Closed alex-bene closed 3 weeks ago
Hi @alex-bene,
Thanks for opening this issue and writing up such a detailed report - it's greatly appreciated.
Yes, indeed, there should be proper processing for the model's outputs (in fact - this was what triggered the issue)
With regards to the specific points in the TLDR:
Currently, the output from Transformers for this model also includes padding. This is very weird since it is not mentioned anywhere in the documentation while at the same time, all the other depth models do not do this.
Here, I share a post_processing_depth_estimation function that removes the padding, resizes the model output to match the input image, and additionally returns a depth image.
In an ideal world, to be coherent with the rest of the models and avoid confusion, I believe that the output of the ZoeDepth model should somehow be already cropped to remove the padding; however this is not very easy considering its inputs (an input for source_size should be added in this case).
Still, after using the function above, there is a discrepancy between the output I get using HF vs using the original implementation
There could be a multitude of things happening here, as the call to the torch hub model is including any pre- and post- processing, as well as the model's forward pass. cc @NielsRogge regarding differences observed when porting
Hi,
Thanks for the detailed report, I ported the model by performing inference on the original repository and then making sure both the preprocessing + a forward pass matches with the HF implementation. The script I used on the original implementation can be found here: https://github.com/isl-org/ZoeDepth/compare/main...NielsRogge:ZoeDepth:understanding_zoedepth?expand=1 (I ran the inference.py script). The logits and preprocessing is verified in the conversion script: https://github.com/huggingface/transformers/blob/main/src/transformers/models/zoedepth/convert_zoedepth_to_hf.py
The notebook link by @NielsRogge probably has some code to show how the padding is added and removed, however since I do not have access to it, I'll share here the various info I have gathered as well as a postprocessing function roughly following the style of post_process_object_detection.
The notebook is available here: https://github.com/NielsRogge/Transformers-Tutorials/blob/master/ZoeDepth/Inference_with_ZoeDepth.ipynb.
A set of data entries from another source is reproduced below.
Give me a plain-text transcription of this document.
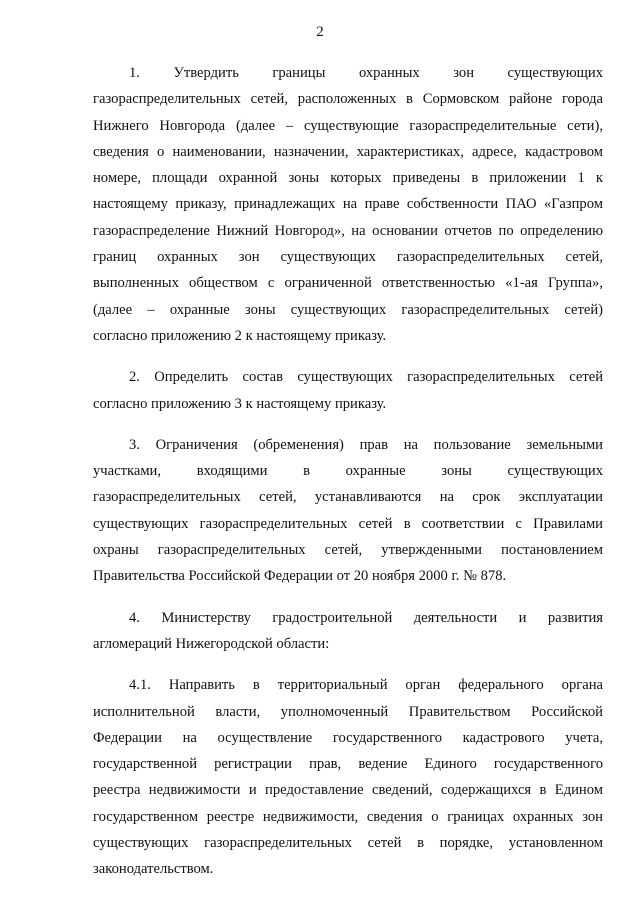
2

1. Утвердить границы охранных зон существующих
газораспределительных сетей, расположенных в Сормовском районе города
Нижнего Новгорода (далее – существующие газораспределительные сети),
сведения о наименовании, назначении, характеристиках, адресе, кадастровом
номере, площади охранной зоны которых приведены в приложении 1 к
настоящему приказу, принадлежащих на праве собственности ПАО «Газпром
газораспределение Нижний Новгород», на основании отчетов по определению
границ охранных зон существующих газораспределительных сетей,
выполненных обществом с ограниченной ответственностью «1-ая Группа»,
(далее – охранные зоны существующих газораспределительных сетей)
согласно приложению 2 к настоящему приказу.

2. Определить состав существующих газораспределительных сетей
согласно приложению 3 к настоящему приказу.

3. Ограничения (обременения) прав на пользование земельными
участками, входящими в охранные зоны существующих
газораспределительных сетей, устанавливаются на срок эксплуатации
существующих газораспределительных сетей в соответствии с Правилами
охраны газораспределительных сетей, утвержденными постановлением
Правительства Российской Федерации от 20 ноября 2000 г. № 878.

4. Министерству градостроительной деятельности и развития
агломераций Нижегородской области:

4.1. Направить в территориальный орган федерального органа
исполнительной власти, уполномоченный Правительством Российской
Федерации на осуществление государственного кадастрового учета,
государственной регистрации прав, ведение Единого государственного
реестра недвижимости и предоставление сведений, содержащихся в Едином
государственном реестре недвижимости, сведения о границах охранных зон
существующих газораспределительных сетей в порядке, установленном
законодательством.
Hey @amyeroberts and thanks for the quick response,
Very nice! Would you like to open a PR to add this? This way you get the GitHub contribution for the work you've done.
I'll probably get to it from tomorrow, thanks.
It's not uncommon to pad images before passing them to the model such that they can be batched. I'm surprised this is being applied even for a single image cc @NielsRogge to confirm the intended behaviour here.
Indeed, however, the padding here is not for the inputs to be batched, but rather to fix the boundary artifacts in the output depth map. Additionally, it is a dynamic padding (based on the size of the input image) which makes removing it more complicated (i.e., I had to search the source code of the ImageProcessor or the original implementation to check how much padding was added and at what stage). Still, since all the rest of the depth models do not output a padded image, nor does the original implementation (it has integrated the post-processing step), I believe a small note on the docs will help a lot of future devs trying to use the model.
@NielsRogge I looked over what you sent and indeed it seems to suggest a match between the HF implementation and the original repo. Maybe the discrepancy in my code has something to do with the padding removal (?). I will do a more in-depth check and get back to you.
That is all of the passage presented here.